Close

Guinea transfers Gülen schools to Turkish foundation

DAILY SABAH WITH ANADOLU AGENCY
ISTANBUL
Published
Leader of the Gülenist terror cult, Fetullah Gülen in his Pennsylvania residence
Leader of the Gülenist terror cult, Fetullah Gülen in his Pennsylvania residence

The government of Guinea has transferred the administration of five schools run by the Gülenist Terror Group (FETÖ) to the Turkish Education Foundation (TMV).

TMV Deputy Chairman Dr. Hasan Yavuz said that the decision was made as the result of a goodwill protocol signed between Turkey and Guinea. He also underscored that President Recep Tayyip Erdoğan's visit to Guinea on May 3 had a positive impact regarding the decision. Saying that they met with all personnel and made plans for next year, Yavuz vowed that they will ramp up the quality of the schools.

Meanwhile, the name of a martyr of the failed July 15 coup attempt, Ömer Halisdemir, a non-commissioner officer who shot down putschist Brig. Gen. Semih Terzi outside the headquarters of Special Forces Command, was given to two of the transferred schools.

14 FETÖ-linked suspects detained in Ankara

At least 14 suspects associated with leading Turkish communication bodies were detained across Turkey on Tuesday for alleged links to the FETÖ, according to information received from the Prosecutor's Office in Ankara. The suspects worked at the Information and Communication Technologies Authority and Turkey's Presidency of Telecommunication and Communication, also known as the TİB.

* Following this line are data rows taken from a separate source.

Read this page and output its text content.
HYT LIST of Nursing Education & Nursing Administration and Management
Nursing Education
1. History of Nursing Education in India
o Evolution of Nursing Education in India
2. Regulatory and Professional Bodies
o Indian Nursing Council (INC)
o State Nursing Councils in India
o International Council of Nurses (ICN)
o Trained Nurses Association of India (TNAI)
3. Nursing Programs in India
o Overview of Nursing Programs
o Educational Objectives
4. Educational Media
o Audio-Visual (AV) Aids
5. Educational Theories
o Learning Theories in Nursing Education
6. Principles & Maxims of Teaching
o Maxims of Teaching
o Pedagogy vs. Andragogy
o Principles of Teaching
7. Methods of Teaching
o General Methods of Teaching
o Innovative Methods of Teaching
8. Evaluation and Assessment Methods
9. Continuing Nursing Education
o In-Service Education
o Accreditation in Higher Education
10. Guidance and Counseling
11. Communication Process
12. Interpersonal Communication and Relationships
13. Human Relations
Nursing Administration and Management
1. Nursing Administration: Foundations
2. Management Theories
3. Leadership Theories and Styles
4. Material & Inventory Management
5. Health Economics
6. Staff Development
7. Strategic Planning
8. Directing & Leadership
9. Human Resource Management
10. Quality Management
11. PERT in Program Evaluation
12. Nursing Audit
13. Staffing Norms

Mehmet Odabaşı, Ankara deputy chief prosecutor, gave the orders to detain a total of 49 suspects, 42 of whom were detected in Ankara and seven others in different provinces. So far, only 14 have been detained.

One suspect - a former employee of the TİB - was detained in Denizli in western Turkey and was also found to have $1 million and 50,000euros in his bank accounts.

The messaging application "Bylock," which is said to have been used by FETÖ members during the defeated July 15 coup, was also spotted on the cellphones of 45 of the 49 suspects.

Meanwhile, 12 military officers including four lieutenant generals were also detained in Ankara yesterday as a part of FETÖ investigation. Some of detained officers were NATO personnel.

Culture and Tourism Ministry suspends 317 staff members

Culture and Tourism Minister Nabi Avcı said yesterday that at least 317 Culture and Tourism Ministry personnel have been suspended for suspected links to FETÖ following the failed July 15 coup attempt.

Speaking to Anadolu Agency (AA), Avcı said the ministry had investigated 490 personnel so far, 317 of which have been suspended while the remaining were dismissed for being FETÖ members.

He also announced the ministry would organize three major competitions in poster, design and video in commemoration of the July 15 martyrs.

"Many documentary and film projects about July 15 have been submitted to the ministry. I have already promised a film project for Ankara's heroic district of Kazan. We will also open a museum to cherish the memories of our martyrs," Avcı said.

Seven civilians were killed near the Akıncı 4th Central Jet Command Base in Ankara's Kazan district.

61 police officers held for using Gülen-linked app Bylock

At least 61 police officers were arrested in Istanbul yesterday for using the encrypted smartphone messaging app, ByLock which was known to be used by members of FETÖ for internal communication.

The Istanbul Chief Public Prosecutor's Office demanded the arrest of the suspects, including a police chief and deputy police chiefs. An Istanbul Criminal Court of Peace ordered their arrests and the release of four others under judicial control and a ban on leaving the country. Previously, 99 police officers were arrested on the same charge.

Testimony from Gülenists in the bureaucracy detained after the July 15 putsch attempt pointed to the prevalence of the use of apps in communication between members of the group. Prosecutors say Bylock was popular among Gülenists for secretive communications between 2013 and 2015, and after 2015, the terror group turned to Eagle IM, which offers "256-bit end-to-end AES encryption" for its users, according to the description of the app in the Google Play Store. The app's developers also promise protection from "Man In The Middle" attacks or hacking into chats between two people that enables message altering by one of the two parties. Similarly, Bylock offered an eight-digit password for users and highly secure encryption.